Multispecific antibodies hold significant advantages for the treatment of patients with inflammatory diseases. We will share important design principles for multispecific antibody construction and considerations for target selection in an increasingly crowded space. We will also present the advantages and some key examples of Numab's platform for the generation of best-in-class multispecific antibodies.

Serine proteases kallikreins KLK5 and KLK7 are critical for maintaining skin barrier function. Excessive KLK activities can lead to Netherton syndrome and atopic dermatitis. Our study demonstrated that combined treatment with inhibitory anti-mKLK5 and anti-mKLK7 antibodies improves skin integrity and reduces inflammation in mouse NS and AD models. We further generated a humanized bispecific anti-KLK5/7 inhibitory antibody, presenting a promising therapy for clinical development in NS and other inflammatory dermatoses.

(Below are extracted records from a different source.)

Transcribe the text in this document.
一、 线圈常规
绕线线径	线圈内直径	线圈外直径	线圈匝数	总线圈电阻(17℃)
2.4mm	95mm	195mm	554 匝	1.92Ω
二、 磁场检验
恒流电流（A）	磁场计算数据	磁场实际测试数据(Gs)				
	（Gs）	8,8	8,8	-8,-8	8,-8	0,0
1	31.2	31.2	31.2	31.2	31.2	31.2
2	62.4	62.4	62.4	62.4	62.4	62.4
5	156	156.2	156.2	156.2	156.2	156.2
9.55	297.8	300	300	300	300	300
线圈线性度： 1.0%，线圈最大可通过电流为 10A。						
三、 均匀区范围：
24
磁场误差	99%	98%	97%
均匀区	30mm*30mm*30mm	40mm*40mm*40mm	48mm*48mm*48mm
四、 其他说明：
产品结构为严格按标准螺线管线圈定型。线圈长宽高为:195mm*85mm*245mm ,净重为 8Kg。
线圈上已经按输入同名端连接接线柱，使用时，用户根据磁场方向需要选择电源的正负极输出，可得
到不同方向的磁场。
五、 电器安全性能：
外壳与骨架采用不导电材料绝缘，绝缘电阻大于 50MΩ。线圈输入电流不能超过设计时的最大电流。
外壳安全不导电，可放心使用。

Mast cells (MCs) are a distinctive hematopoietic effector cell population that are sentinels of innate immunity and play an important role in orchestrating immune responses at barrier tissues. While well-known for their role in IgE-dependent type 1 hypersensitivity that underlies anaphylaxis and other acute manifestations of atopy, MCs are also associated with several other disease states. KIT, the protein of the c-Kit protooncogene, and its ligand stem cell factor (SCF) are central regulators of MC biology impacting differentiation, migration, maturation, survival, and activation. Blocking the KIT pathway offers the ability to deplete MCs and in doing so alleviate their pathogenic biology. Since the KIT/SCF axis regulates several stem cell populations, precise targeting of the pathway on MCs is required to bypass the toxicity issues associated with KIT/SCF blockade. In this presentation we will cover the strategy to develop SAB01, a conditionally active bi-specific antibody which offers the potential for a safer approach to treating MC driven diseases.

Multispecific CD3 Switch-DARPin T-cell engagers aim to overcome current therapeutic challenges, like lack of universal tumor target antigens (TAAs) and poor efficacy/toxicity profiles. Switch DARPins allow masking a T cell-engaging DARPin until a defined target or combination of targets is encountered on the surface of target cells. The increased tumor specificity allows for safely adding a co-stimulatory function for potent and sustained anti-tumor T cell responses and expanding the targetable TAA field.

EpCAM is a very attractive target since it is expressed in a wide variety of tumors. However, it is also widely expressed on normal tissues, making it a challenging target for traditional cancer therapies. BA3182 is a conditionally active T cell engager (TCE) targeting EpCAM. The Conditionally Active Biologic (CAB) technology enables selective binding to the EpCAM and CD3 targets only in the tumor microenvironment. Preclinical, as well as initial clinical data will be discussed.

XPAT proteins are conditionally active TCEs designed to exploit the dysregulated protease activity in tumors. Preclinically, XPAT proteins demonstrated 1) strong masking of in vitro cytotoxicity by approximately 4 logs; 2) potent in vivo efficacy at doses similar to the efficacious doses of unmasked TCE controls; and 3) increased MTDs in NHP by greater than 100-fold. Clinical trials of XPAT proteins targeting HER2 and PSMA are currently ongoing.